Таких «откровений» от врача государственного лечебного учреждения я никак не ожидал. И потому благоразумно замолчал в тряпочку. Но «псих», как я про себя назвал этого врача, вдруг сменил настроение и фальшиво спел:

– В нашем доме появился замечательный сосед. Пам-пам…

И рассмеялся.

Мне стало страшно.

Пришли два дюжих санитара, одетых в грязные халаты без пуговиц – с завязками сзади. (Как они их завязывали?). Взяли напряженно молчавшего Фоку Лукича под трясущиеся руки. Это молчание, как мне казалось, вот-вот разорвет на кусочки нашего доброго слободского доктора.

– Отец!.. – закричал Пашка.

Он подбежал к старику, упал перед на колени, обнял отцовские ноги. Санитар, как котенка, откинул худого Пашку в угол.

Фока Лукич обернулся, с мольбой посмотрел почему-то на меня:

– Только не детский дом, сынок!.. Ты к Захаровым иди… Я с бабушкой Иосифа, Дарьей Васильевной, обо всем договорился заранее. Захаровы тебя примут, а меня скоро выпишут…

– Примут и тут же выпишут… – чему-то улыбаясь, кивал мужик в драпе. – Вы, Фока Лукич, главное не волнуйтесь… В вашем теперешнем положении это смерти подобно.

Пашка три года жил у нас в семье. (Пока отца не отпустили, слово «вылечили» он никогда не употреблял.). Его раскладушка стояла рядом со старой железной кроватью в моей комнате. Из мебели – стол у окна, этажерка с книгами, три стула и деревянный диванчик с резной спинкой. Всё, начиная от самого сруба, «Захаровской крепи», как говорил мой батя, и до стульев, было сделано левой рукой Клима Ивановича, отца моего. Левой – не значит «абы как». Правой руки у отца не было – пустой рукав заткнут под ремень. Но далеко не каждый и правой так мог работать плотницким топориком, как отец одной левой. «Леворукий, – повторял батя, – это вам, ребята, не косорукий. Понимать надо».

Изредка Паша бегал в свой пустой дом. Благо, что по соседству. Мне говорил, что «проверяет хозяйство». Я подозревал: ищет спрятанную Фокой Лукичом «бурдовую тетрадь», свою священную семейную тайну… Я знал, что на хозяйство Пашке было наплевать. А вот зачем копаться на пустом огороде? Даже в погребе и амбаре ямок накопал… Сущий крот.

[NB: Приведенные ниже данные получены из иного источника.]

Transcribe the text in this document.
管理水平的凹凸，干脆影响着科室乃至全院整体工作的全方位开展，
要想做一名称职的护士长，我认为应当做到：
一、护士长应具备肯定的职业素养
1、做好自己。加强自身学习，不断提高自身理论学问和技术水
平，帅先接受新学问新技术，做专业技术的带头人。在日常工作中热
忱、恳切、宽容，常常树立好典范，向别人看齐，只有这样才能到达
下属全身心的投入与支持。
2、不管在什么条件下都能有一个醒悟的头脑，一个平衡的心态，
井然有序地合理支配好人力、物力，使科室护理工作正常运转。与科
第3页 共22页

Наша Слобода не славилась милосердной памятью. Первое время о сумасшедшем докторе зло судачили у колодцев и водопроводной колонки, поставленной в посаде в годы первых послевоенных пятилеток. Поболтали еще на свежую для разговора тему, кости помыли партизанскому доктору, удивляясь его странному требованию от властей – раскопать могилу Григория Петровича Карагодина, которого Слобода с великими почестями торжественно похоронила еще в марте в марте 53-го. Что за блажь вошла в больную голову старого лекаря?.. Одному, наверное, Господу Богу и было известно.

Потом тема иссякла. Про Фоку Лукича стали забывать. А Пашку поначалу жалели. Как и положенного «круглого» сиротинушку. Но то-то и оно, что был он не «круглый». Отец-то был жив. Подлечится – и вернется к сыну. А так ему и у Захаровых неплохо: и одет не хуже других ребят, и, чай, не голодный.

Так чего и кого жалеть, если не жалко?..


Начиная с девятого класса, я уже, можно сказать, бредил историей. И виной тому была тетрадь доктора Альтшуллера. Вся история его жизни. Жизни слободчан. История наших детских и взрослых болезней. «История победной эйфории и припадков общественной истерии», как говорил Паша.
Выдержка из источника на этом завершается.